Dunque, dal mio punto di vista, le società dell’epoca del capitalismo globalizzato, non meno dei più remoti regni e imperi, umiliano e reprimono, non solo in ogni dominato ma anche in ogni singolo privilegiato, la possibilità di vivere in modo libero alcune delle opportunità più preziose che la vita può offrire, dall’esplorazione delle proprie attitudini e propensioni all’amore spassionato, dall’amicizia all’inclinazione artistica. Ciò che ogni società autoritaria lascia insoddisfatto è infatti esattamente il bisogno di essere e sentirsi libero tra liberi, pari tra pari. E al potente, ancor più che all’uomo comune, essa toglie la possibilità che la disponibilità di un amico, uno sconosciuto, un uomo o una donna da cui sia attratto sia motivata non da una condizione di subalternità nei suoi confronti, ma dalla sua capacità di suscitarli con i propri comportamenti.

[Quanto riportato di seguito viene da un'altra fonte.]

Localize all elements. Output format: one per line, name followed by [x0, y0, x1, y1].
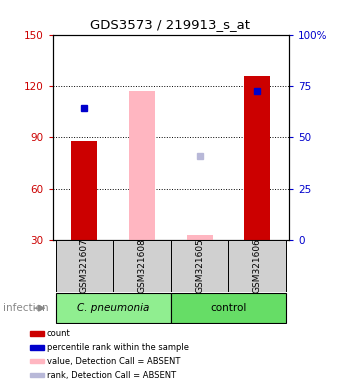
- Text: GDS3573 / 219913_s_at: GDS3573 / 219913_s_at: [90, 18, 250, 31]
- Text: GSM321606: GSM321606: [253, 238, 262, 293]
- Bar: [129, 91, 155, 240]
- Text: infection: infection: [3, 303, 49, 313]
- Bar: [30, 373, 44, 377]
- Bar: [113, 240, 171, 292]
- Bar: [71, 141, 97, 240]
- Bar: [187, 235, 212, 240]
- Bar: [30, 359, 44, 363]
- Text: value, Detection Call = ABSENT: value, Detection Call = ABSENT: [47, 357, 180, 366]
- Text: count: count: [47, 329, 70, 338]
- Bar: [244, 76, 270, 240]
- Text: GSM321605: GSM321605: [195, 238, 204, 293]
- Bar: [55, 240, 113, 292]
- Text: GSM321608: GSM321608: [138, 238, 147, 293]
- Bar: [30, 331, 44, 336]
- Bar: [171, 240, 228, 292]
- Text: percentile rank within the sample: percentile rank within the sample: [47, 343, 189, 352]
- Text: rank, Detection Call = ABSENT: rank, Detection Call = ABSENT: [47, 371, 176, 380]
- Text: GSM321607: GSM321607: [80, 238, 89, 293]
- Text: C. pneumonia: C. pneumonia: [77, 303, 149, 313]
- Bar: [228, 240, 286, 292]
- Text: control: control: [210, 303, 247, 313]
- Bar: [171, 293, 286, 323]
- Bar: [55, 293, 171, 323]
- Bar: [30, 345, 44, 349]
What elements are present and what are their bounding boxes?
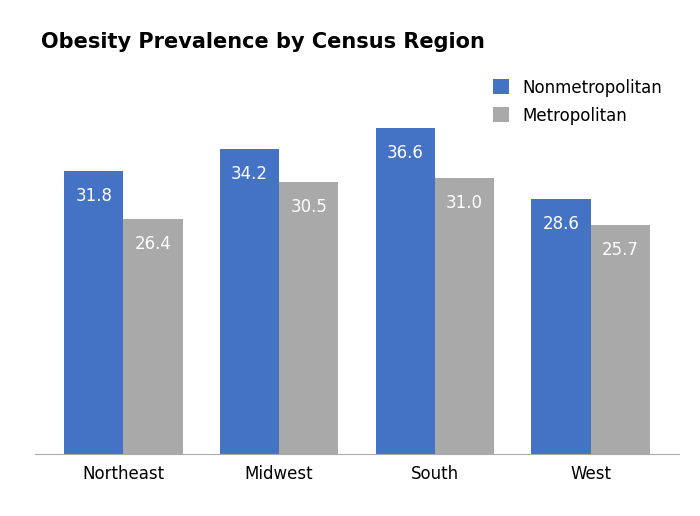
Text: Obesity Prevalence by Census Region: Obesity Prevalence by Census Region (41, 32, 485, 52)
Bar (531, 199, 591, 454)
Text: 28.6: 28.6 (542, 215, 580, 233)
Bar (64, 171, 123, 454)
Bar (279, 182, 338, 454)
Text: 30.5: 30.5 (290, 198, 327, 216)
Text: 31.8: 31.8 (76, 187, 113, 205)
Text: 31.0: 31.0 (446, 194, 483, 212)
Text: 25.7: 25.7 (602, 241, 638, 259)
Text: 36.6: 36.6 (387, 144, 424, 162)
Bar (376, 128, 435, 454)
Text: 34.2: 34.2 (231, 165, 268, 183)
Bar (591, 225, 650, 454)
Bar (123, 219, 183, 454)
Bar (435, 178, 494, 454)
Legend: Nonmetropolitan, Metropolitan: Nonmetropolitan, Metropolitan (484, 70, 671, 133)
Bar (220, 149, 279, 454)
Text: 26.4: 26.4 (134, 235, 172, 253)
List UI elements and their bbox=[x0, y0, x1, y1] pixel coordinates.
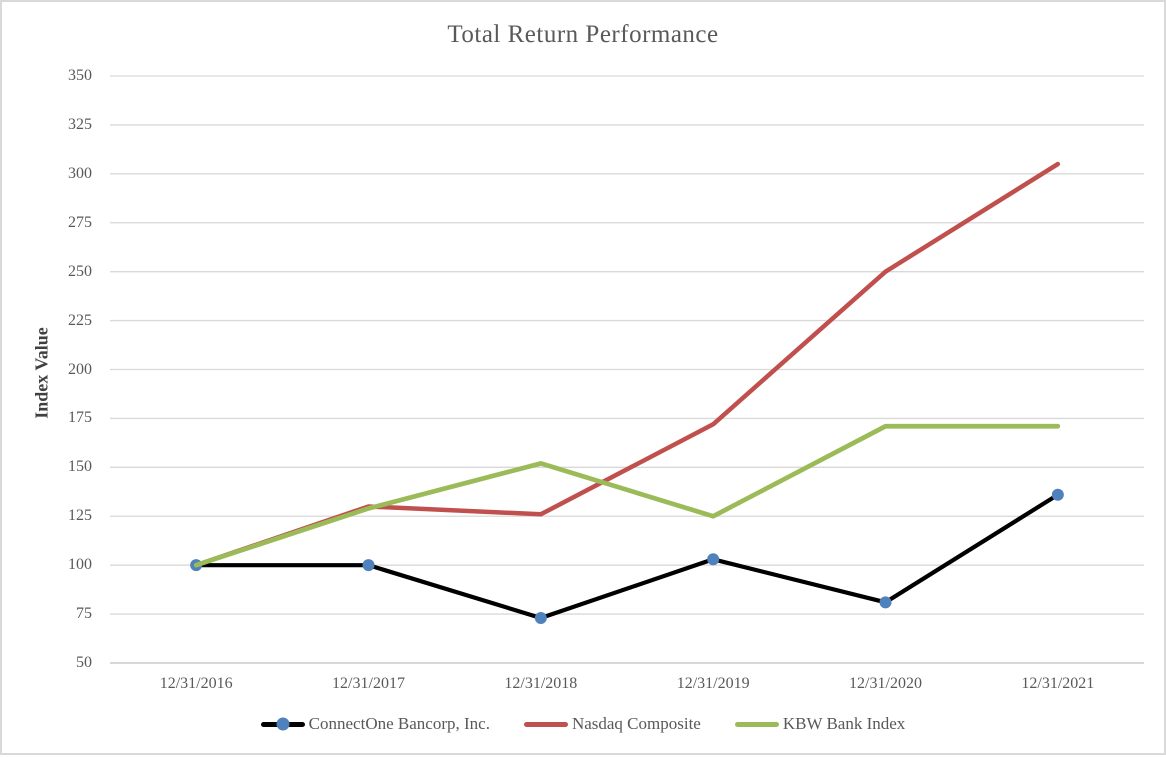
nasdaq-line-swatch-icon bbox=[523, 721, 568, 727]
y-tick-label: 50 bbox=[76, 654, 92, 671]
legend-item-connectone: ConnectOne Bancorp, Inc. bbox=[260, 714, 490, 734]
y-tick-label: 225 bbox=[68, 311, 92, 329]
y-tick-label: 250 bbox=[68, 262, 92, 280]
data-point-marker bbox=[534, 611, 547, 624]
y-tick-label: 75 bbox=[76, 605, 92, 623]
gridlines bbox=[110, 75, 1144, 664]
series-line-0 bbox=[194, 492, 1060, 621]
y-tick-label: 200 bbox=[68, 360, 92, 378]
kbw-line-swatch-icon bbox=[734, 721, 779, 727]
data-point-marker bbox=[1051, 488, 1064, 501]
y-tick-label: 175 bbox=[68, 409, 92, 427]
legend-item-kbw: KBW Bank Index bbox=[734, 714, 906, 734]
x-tick-label: 12/31/2019 bbox=[676, 675, 750, 692]
x-tick-label: 12/31/2016 bbox=[159, 675, 233, 692]
chart-title: Total Return Performance bbox=[447, 21, 719, 48]
y-tick-label: 325 bbox=[68, 115, 92, 133]
series-line-1 bbox=[193, 161, 1061, 568]
y-tick-label: 300 bbox=[68, 164, 92, 182]
legend-label-nasdaq: Nasdaq Composite bbox=[571, 714, 701, 733]
legend-label-connectone: ConnectOne Bancorp, Inc. bbox=[308, 714, 490, 733]
connectone-line-swatch-icon bbox=[260, 717, 305, 731]
x-tick-label: 12/31/2021 bbox=[1021, 675, 1095, 692]
y-tick-label: 350 bbox=[68, 67, 92, 84]
x-tick-label: 12/31/2020 bbox=[849, 675, 922, 692]
y-tick-label: 125 bbox=[68, 507, 92, 525]
legend: ConnectOne Bancorp, Inc. Nasdaq Composit… bbox=[2, 714, 1164, 734]
data-point-marker bbox=[879, 596, 892, 609]
y-tick-label: 100 bbox=[68, 556, 92, 574]
data-point-marker bbox=[707, 553, 720, 566]
y-tick-label: 150 bbox=[68, 458, 92, 476]
legend-label-kbw: KBW Bank Index bbox=[782, 714, 906, 733]
data-point-marker bbox=[362, 559, 375, 572]
y-tick-label: 275 bbox=[68, 213, 92, 231]
x-tick-label: 12/31/2017 bbox=[332, 675, 405, 692]
x-tick-label: 12/31/2018 bbox=[504, 675, 578, 692]
connectone-marker-icon bbox=[276, 717, 290, 731]
legend-item-nasdaq: Nasdaq Composite bbox=[523, 714, 701, 734]
series-line-2 bbox=[193, 423, 1061, 568]
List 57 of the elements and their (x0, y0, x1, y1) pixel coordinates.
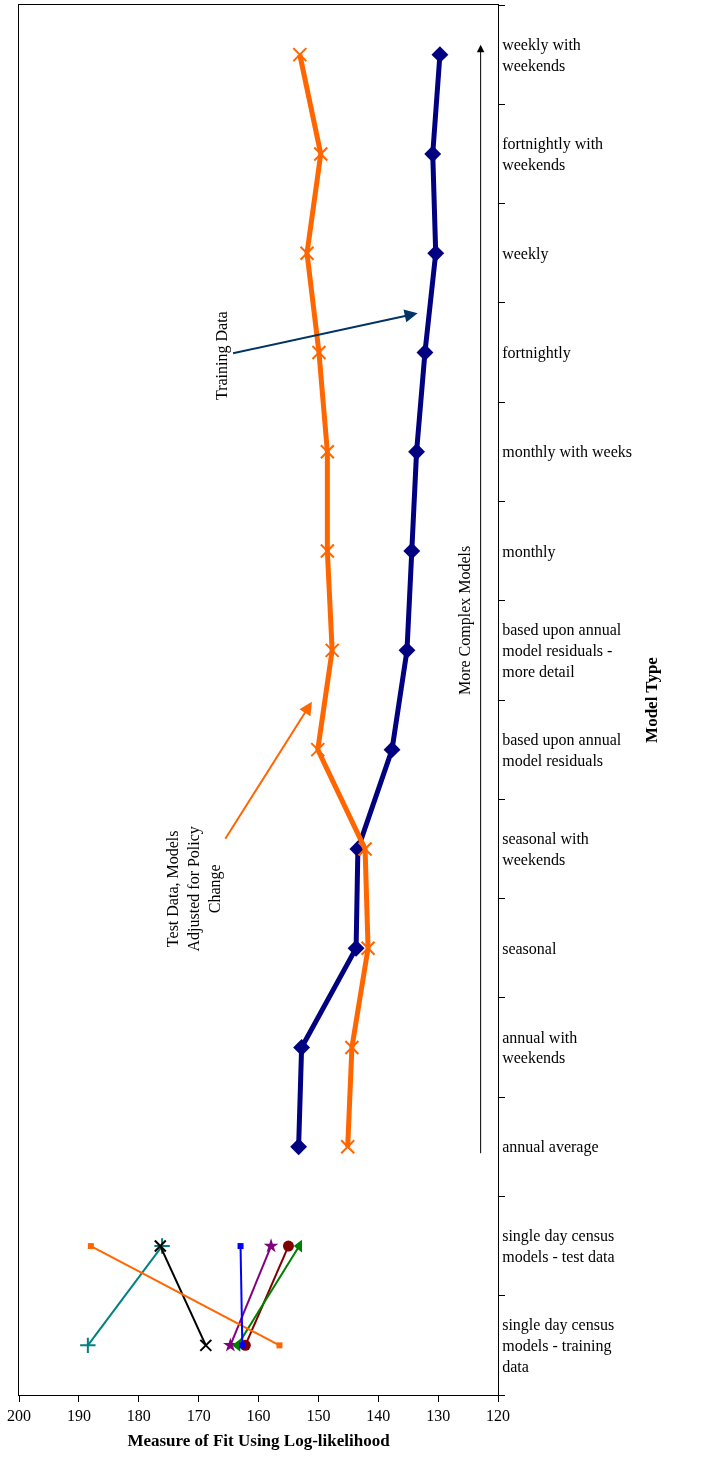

Antispecisti: perché? La liberazione animale come esigenza umana personale e sociale
Per quanto mi riguarda, questo bisogno di sentirsi ed essere libero tra liberi, eguale tra eguali, investe, non meno dei rapporti con altri esseri umani, quelli con gli altri esseri senzienti. Tanto mi opprime e deprime vedere insetti mummificati, pesci in un acquario, animali in uno zoo, quanto mi dà allegria e mi offre modelli di socialità non asservita la ricorrente esperienza di essere avvicinato da un cane che, per sua spontanea curiosità, decida di venire ad esplorare i miei odori e le mie movenze, o sapere che una specie x è stata salvata dall’estinzione. E se mi angustiano, quotidianamente, come immagino accada a chiunque non sia totalmente assuefatto alla violenza dominante, le vessazioni che tanti popoli oppressi subiscono in tante parti del mondo, penso che, in una società che si emancipasse dallo sfruttamento dell’uomo sull’uomo al prezzo di continuare a sfruttare e devastare il mondo animale nelle forme oggi vigenti (si pensi solo ai circa 170 miliardi di animali che nascono ogni anno negli allevamenti intensivi e muoiono ogni anno nei macelli o all’incalcolabile numero di pesci che, tra allevamenti ittici e pesca industriale, vengono ammazzati nello stesso periodo), personalmente, continuerei a sentire quel profondo disagio e quei conflitti che provo nella società attuale.
L’antispecismo libertario, quale personalmente lo intendo, è dunque lotta per una società in cui sia abolita ogni forma di coercizione e sfruttamento coatto, sia nei confronti degli esserti umani, sia nei confronti degli altri esseri senzienti. Una società incentrata sull’anarchia intesa, non in modo dogmatico, ma come idea regolativa, utilizzabile nelle pratiche quotidiane di ciascuno, nei rapporti con i propri simili e con gli ambienti che abitano, con animali di altre specie e con gli ecosistemi in cui vivono. Un comunismo libertario esteso a quella comunità interspecifica della quale, di fatto, facciamo parte, e la cui sopravvivenza è per noi stessi essenziale.